This is how the prelude of Thomas Mann’s wonderful novel “Joseph and his brothers” begins. I remembered this sentence while reading Lin Yutang’s novel “Moment in Peking”. Published in 1939, the novel is a typical “family novel”: it traces the history of two Chinese families in Beijing, Hangzhou, and elsewhere in the first half of the 20th century. History against the background of tumultuous and tragic events in China, starting by the boxer rebellion until the Japanese wars in 1937-38.

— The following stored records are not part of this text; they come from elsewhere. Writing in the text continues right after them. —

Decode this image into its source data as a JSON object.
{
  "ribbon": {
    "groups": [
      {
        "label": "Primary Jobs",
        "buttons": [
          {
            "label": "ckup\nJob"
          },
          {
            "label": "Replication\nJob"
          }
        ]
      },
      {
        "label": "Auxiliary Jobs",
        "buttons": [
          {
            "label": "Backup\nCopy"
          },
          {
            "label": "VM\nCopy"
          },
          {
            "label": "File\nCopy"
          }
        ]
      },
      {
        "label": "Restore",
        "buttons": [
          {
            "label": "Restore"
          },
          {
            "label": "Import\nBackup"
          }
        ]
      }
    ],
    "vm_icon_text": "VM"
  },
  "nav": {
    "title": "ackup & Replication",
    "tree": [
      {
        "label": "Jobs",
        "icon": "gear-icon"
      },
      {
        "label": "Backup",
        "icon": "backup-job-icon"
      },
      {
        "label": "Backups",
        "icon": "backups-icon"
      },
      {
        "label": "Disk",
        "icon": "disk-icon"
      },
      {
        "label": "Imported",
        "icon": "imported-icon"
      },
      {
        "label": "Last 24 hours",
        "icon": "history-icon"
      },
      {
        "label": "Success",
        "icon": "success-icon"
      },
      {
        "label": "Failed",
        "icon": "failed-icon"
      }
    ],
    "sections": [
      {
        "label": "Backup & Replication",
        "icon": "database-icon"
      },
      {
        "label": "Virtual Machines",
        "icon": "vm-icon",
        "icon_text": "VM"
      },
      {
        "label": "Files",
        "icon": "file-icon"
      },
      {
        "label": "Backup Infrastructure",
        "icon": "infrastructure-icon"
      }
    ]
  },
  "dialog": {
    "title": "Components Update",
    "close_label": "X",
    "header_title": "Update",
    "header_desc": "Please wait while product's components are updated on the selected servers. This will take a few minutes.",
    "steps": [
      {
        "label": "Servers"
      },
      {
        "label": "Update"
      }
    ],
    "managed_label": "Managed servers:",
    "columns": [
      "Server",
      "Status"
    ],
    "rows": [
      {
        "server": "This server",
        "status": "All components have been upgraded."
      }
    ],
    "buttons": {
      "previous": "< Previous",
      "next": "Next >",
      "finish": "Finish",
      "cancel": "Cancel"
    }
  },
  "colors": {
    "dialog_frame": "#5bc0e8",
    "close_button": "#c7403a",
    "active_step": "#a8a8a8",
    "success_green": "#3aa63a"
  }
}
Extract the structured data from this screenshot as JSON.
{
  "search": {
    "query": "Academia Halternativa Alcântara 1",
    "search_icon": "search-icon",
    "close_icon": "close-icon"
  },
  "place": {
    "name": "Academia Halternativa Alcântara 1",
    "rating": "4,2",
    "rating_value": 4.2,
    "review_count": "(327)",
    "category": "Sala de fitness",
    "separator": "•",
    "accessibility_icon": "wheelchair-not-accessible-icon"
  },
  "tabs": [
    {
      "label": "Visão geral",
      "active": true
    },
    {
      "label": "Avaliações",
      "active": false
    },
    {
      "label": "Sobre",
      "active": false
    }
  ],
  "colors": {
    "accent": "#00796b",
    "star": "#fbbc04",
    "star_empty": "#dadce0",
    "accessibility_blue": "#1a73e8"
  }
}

Why that quote? Because books like this may be essential in trying to understand a country. The ups and downs of today’s China cannot be understood without understanding the history of the past 15-20 years, both within and outside of China. But for that one should have a clear idea of the horrors of the Cultural Revolution, and of the abyss of Mao’s reign. However, it would be way too easy to explain those years by referring to one person, or even to a small clique of persons only. No, understanding that requires an insight into what happened in the first part of the 20th century, how a reign of corruption and chaos followed the collapse of the traditional, imperial China at the turn of the century, a system that tragically outlived its time; how the opium trade ravaged part of the country, or how the Japanese armies were the responsible for indescribable horrors during their invasion of China. And, of course, one should go back in time, understand the 19th century and the 18th,… Indeed, very deep is the well of the past.

Nobody can claim to have a clear view of all history, not even those whose profession is to understand it. But books like the “Moment in Peking” are at least of some help to get a glimpse into that well. A long book, but if you are interested in the history of China (but even if not particularly…), it is well worth reading it.